Among other things the OAC operation involves preventing DOS/DDOS attacks against websites, offering a cloud computing service in Belarus to enable information interoperability between government agencies and the operation of the digital government, nominating primary national ISPs, which can connect to foreign networks, verifying the suitability of equipment required for digital interactive games.

==History==
On 18 December 1973, the USSR State Technical Commission was set up to organize and carry out work to protect information by engineering and technical methods in the defense industry. It was headquartered in Moscow, with regional branches reporting to the central agency. Each regional branch was assigned an area of responsibility including defense enterprises and organizations located in several oblasts or republics.

In July 1979, the Minsk Regional Inspection for Complex Technical Control was founded. The Minsk Special Center of the USSR State Technical Commission was set up on the premises of the regional inspection in August 1989.

During the establishment of statehood in Belarus the country's leadership took measures to secure information protection in all spheres of activities of the state for the sake of ensuring the national security.

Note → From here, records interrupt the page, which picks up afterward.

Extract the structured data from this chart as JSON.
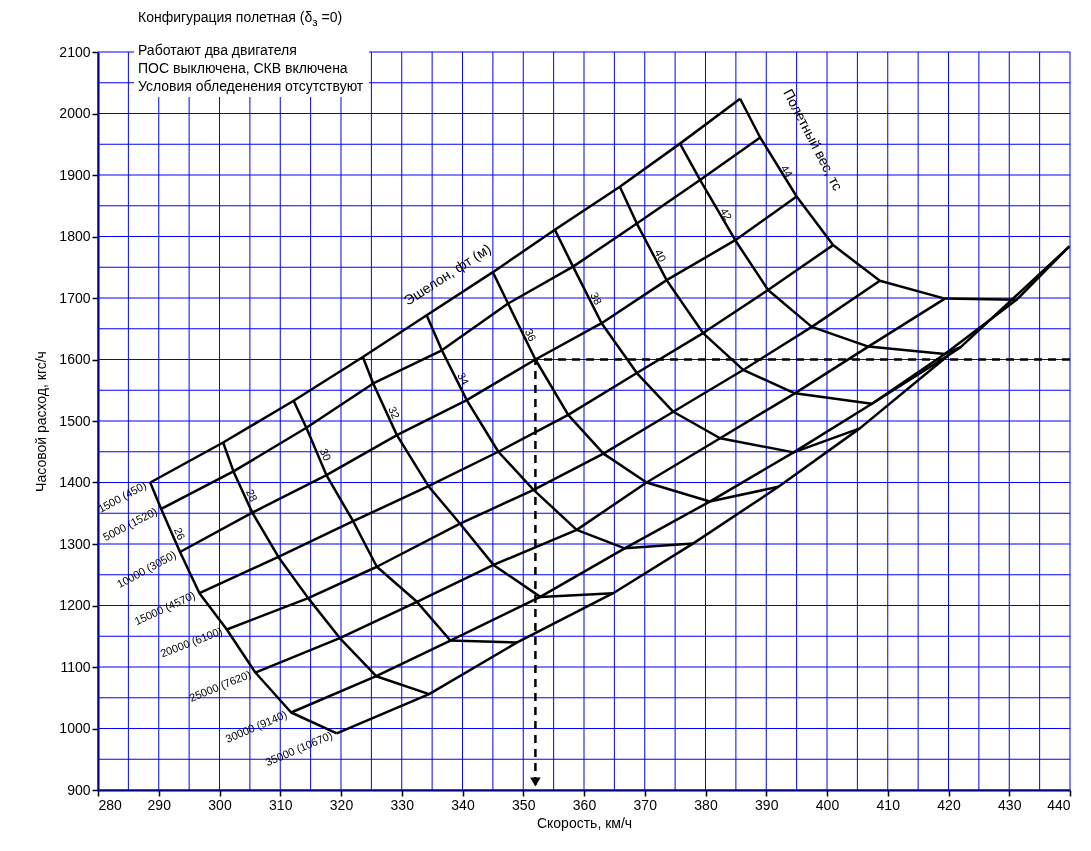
{
  "chart_data": {
    "type": "line",
    "title": "Конфигурация полетная (δ$_{з}$ =0)",
    "subtitle": "Работают два двигателя\nПОС выключена, СКВ включена\nУсловия обледенения отсутствуют",
    "xlabel": "Скорость, км/ч",
    "ylabel": "Часовой расход, кгс/ч",
    "xlim": [
      280,
      440
    ],
    "ylim": [
      900,
      2100
    ],
    "xticks": [
      280,
      {
        "value": 285,
        "label": null
      },
      290,
      {
        "value": 295,
        "label": null
      },
      300,
      {
        "value": 305,
        "label": null
      },
      310,
      {
        "value": 315,
        "label": null
      },
      320,
      {
        "value": 325,
        "label": null
      },
      330,
      {
        "value": 335,
        "label": null
      },
      340,
      {
        "value": 345,
        "label": null
      },
      350,
      {
        "value": 355,
        "label": null
      },
      360,
      {
        "value": 365,
        "label": null
      },
      370,
      {
        "value": 375,
        "label": null
      },
      380,
      {
        "value": 385,
        "label": null
      },
      390,
      {
        "value": 395,
        "label": null
      },
      400,
      {
        "value": 405,
        "label": null
      },
      410,
      {
        "value": 415,
        "label": null
      },
      420,
      {
        "value": 425,
        "label": null
      },
      430,
      {
        "value": 435,
        "label": null
      },
      440
    ],
    "yticks": [
      900,
      {
        "value": 950,
        "label": null
      },
      1000,
      {
        "value": 1050,
        "label": null
      },
      1100,
      {
        "value": 1150,
        "label": null
      },
      1200,
      {
        "value": 1250,
        "label": null
      },
      1300,
      {
        "value": 1350,
        "label": null
      },
      1400,
      {
        "value": 1450,
        "label": null
      },
      1500,
      {
        "value": 1550,
        "label": null
      },
      1600,
      {
        "value": 1650,
        "label": null
      },
      1700,
      {
        "value": 1750,
        "label": null
      },
      1800,
      {
        "value": 1850,
        "label": null
      },
      1900,
      {
        "value": 1950,
        "label": null
      },
      2000,
      {
        "value": 2050,
        "label": null
      },
      2100
    ],
    "grid": true,
    "legend": false,
    "annotations": [
      "Эшелон, фт (м)",
      "Полетный вес, тс"
    ],
    "series": [
      {
        "name": "1500 (450)",
        "color": "#000000",
        "x": [
          288.6,
          300.6,
          312.2,
          323.6,
          334.1,
          345.0,
          355.2,
          365.9,
          375.8,
          385.7
        ],
        "values": [
          1400,
          1465,
          1533,
          1604,
          1672,
          1742,
          1811,
          1881,
          1951,
          2024
        ]
      },
      {
        "name": "5000 (1520)",
        "color": "#000000",
        "x": [
          290.4,
          302.3,
          314.3,
          325.3,
          336.6,
          347.5,
          358.2,
          368.7,
          379.1,
          389.0
        ],
        "values": [
          1357,
          1418,
          1489,
          1561,
          1615,
          1691,
          1751,
          1821,
          1892,
          1961
        ]
      },
      {
        "name": "10000 (3050)",
        "color": "#000000",
        "x": [
          293.5,
          305.4,
          317.6,
          329.2,
          340.7,
          352,
          362.9,
          373.6,
          384.9,
          395.0
        ],
        "values": [
          1287,
          1351,
          1412,
          1477,
          1534,
          1600,
          1659,
          1729,
          1794,
          1865
        ]
      },
      {
        "name": "15000 (4570)",
        "color": "#000000",
        "x": [
          296.7,
          309.7,
          322.0,
          334.4,
          345.9,
          357.4,
          368.7,
          379.6,
          390.3,
          401.0
        ],
        "values": [
          1220,
          1279,
          1337,
          1394,
          1450,
          1510,
          1578,
          1643,
          1713,
          1786
        ]
      },
      {
        "name": "20000 (6100)",
        "color": "#000000",
        "x": [
          301.2,
          314.6,
          325.9,
          339.6,
          351.7,
          363.2,
          374.7,
          386.2,
          397.5,
          408.7
        ],
        "values": [
          1161,
          1212,
          1263,
          1333,
          1388,
          1447,
          1515,
          1583,
          1653,
          1728
        ]
      },
      {
        "name": "25000 (7620)",
        "color": "#000000",
        "x": [
          305.9,
          319.8,
          332.5,
          345.1,
          358.8,
          370.3,
          382.4,
          394.7,
          406.8,
          419.4
        ],
        "values": [
          1091,
          1147,
          1206,
          1266,
          1323,
          1400,
          1472,
          1545,
          1621,
          1699
        ]
      },
      {
        "name": "30000 (9140)",
        "color": "#000000",
        "x": [
          311.8,
          325.8,
          338,
          352.8,
          366.7,
          380.7,
          394.5,
          407.4,
          419.4,
          431.2
        ],
        "values": [
          1026,
          1085,
          1143,
          1214,
          1293,
          1369,
          1449,
          1528,
          1609,
          1697
        ]
      },
      {
        "name": "35000 (10670)",
        "color": "#000000",
        "x": [
          319.3,
          334.5,
          349,
          364.8,
          378.0,
          392.0,
          405.4,
          420.0,
          422,
          439.9
        ],
        "values": [
          992,
          1056,
          1140,
          1220,
          1301,
          1393,
          1488,
          1607,
          1620,
          1784
        ]
      },
      {
        "name": "26",
        "color": "#000000",
        "x": [
          288.6,
          290.4,
          293.5,
          296.7,
          301.2,
          305.9,
          311.8,
          319.3
        ],
        "values": [
          1400,
          1357,
          1287,
          1220,
          1161,
          1091,
          1026,
          992
        ]
      },
      {
        "name": "28",
        "color": "#000000",
        "x": [
          300.6,
          302.3,
          305.4,
          309.7,
          314.6,
          319.8,
          325.8,
          334.5
        ],
        "values": [
          1465,
          1418,
          1351,
          1279,
          1212,
          1147,
          1085,
          1056
        ]
      },
      {
        "name": "30",
        "color": "#000000",
        "x": [
          312.2,
          314.3,
          317.6,
          322.0,
          325.9,
          332.5,
          338,
          349
        ],
        "values": [
          1533,
          1489,
          1412,
          1337,
          1263,
          1206,
          1143,
          1140
        ]
      },
      {
        "name": "32",
        "color": "#000000",
        "x": [
          323.6,
          325.3,
          329.2,
          334.4,
          339.6,
          345.1,
          352.8,
          364.8
        ],
        "values": [
          1604,
          1561,
          1477,
          1394,
          1333,
          1266,
          1214,
          1220
        ]
      },
      {
        "name": "34",
        "color": "#000000",
        "x": [
          334.1,
          336.6,
          340.7,
          345.9,
          351.7,
          358.8,
          366.7,
          378.0
        ],
        "values": [
          1672,
          1615,
          1534,
          1450,
          1388,
          1323,
          1293,
          1301
        ]
      },
      {
        "name": "36",
        "color": "#000000",
        "x": [
          345.0,
          347.5,
          352,
          357.4,
          363.2,
          370.3,
          380.7,
          392.0
        ],
        "values": [
          1742,
          1691,
          1600,
          1510,
          1447,
          1400,
          1369,
          1393
        ]
      },
      {
        "name": "38",
        "color": "#000000",
        "x": [
          355.2,
          358.2,
          362.9,
          368.7,
          374.7,
          382.4,
          394.5,
          405.4
        ],
        "values": [
          1811,
          1751,
          1659,
          1578,
          1515,
          1472,
          1449,
          1488
        ]
      },
      {
        "name": "40",
        "color": "#000000",
        "x": [
          365.9,
          368.7,
          373.6,
          379.6,
          386.2,
          394.7,
          407.4,
          420.0
        ],
        "values": [
          1881,
          1821,
          1729,
          1643,
          1583,
          1545,
          1528,
          1607
        ]
      },
      {
        "name": "42",
        "color": "#000000",
        "x": [
          375.8,
          379.1,
          384.9,
          390.3,
          397.5,
          406.8,
          419.4,
          422
        ],
        "values": [
          1951,
          1892,
          1794,
          1713,
          1653,
          1621,
          1609,
          1620
        ]
      },
      {
        "name": "44",
        "color": "#000000",
        "x": [
          385.7,
          389.0,
          395.0,
          401.0,
          408.7,
          419.4,
          431.2,
          439.9
        ],
        "values": [
          2024,
          1961,
          1865,
          1786,
          1728,
          1699,
          1697,
          1784
        ]
      },
      {
        "color": "#000000",
        "line_style": "dashed",
        "x": [
          440,
          352,
          352
        ],
        "values": [
          1600,
          1600,
          900
        ]
      }
    ]
  }
}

On 12 January 1993, by the resolution of the government the Minsk Special Center of the USSR State Technical Commission was reorganized into the State Center for Information Security under the Defense Ministry of the Republic of Belarus. The new body was tasked with ensuring the protection of classified data by technical means in government agencies, at enterprises, in institutions and organizations during the research, development, manufacturing, and operation of armaments, military hardware, automated control systems, electronic computing machines used for the defense and security of the country. In October 1994, by the relevant decree of the President of the Republic of Belarus control over the State Center for Information Security was transferred to the Security Council of the Republic of Belarus.

In November 2000, the State Center for Information Security under the Security Council of the Republic of Belarus was converted into the State Center for Information Security under the President of the Republic of Belarus. On 21 April 2008, in line with the relevant presidential decree the State Center for Information Security was converted into The Operational and Analytical Center under the Aegis of the President of the Republic of Belarus (OAC).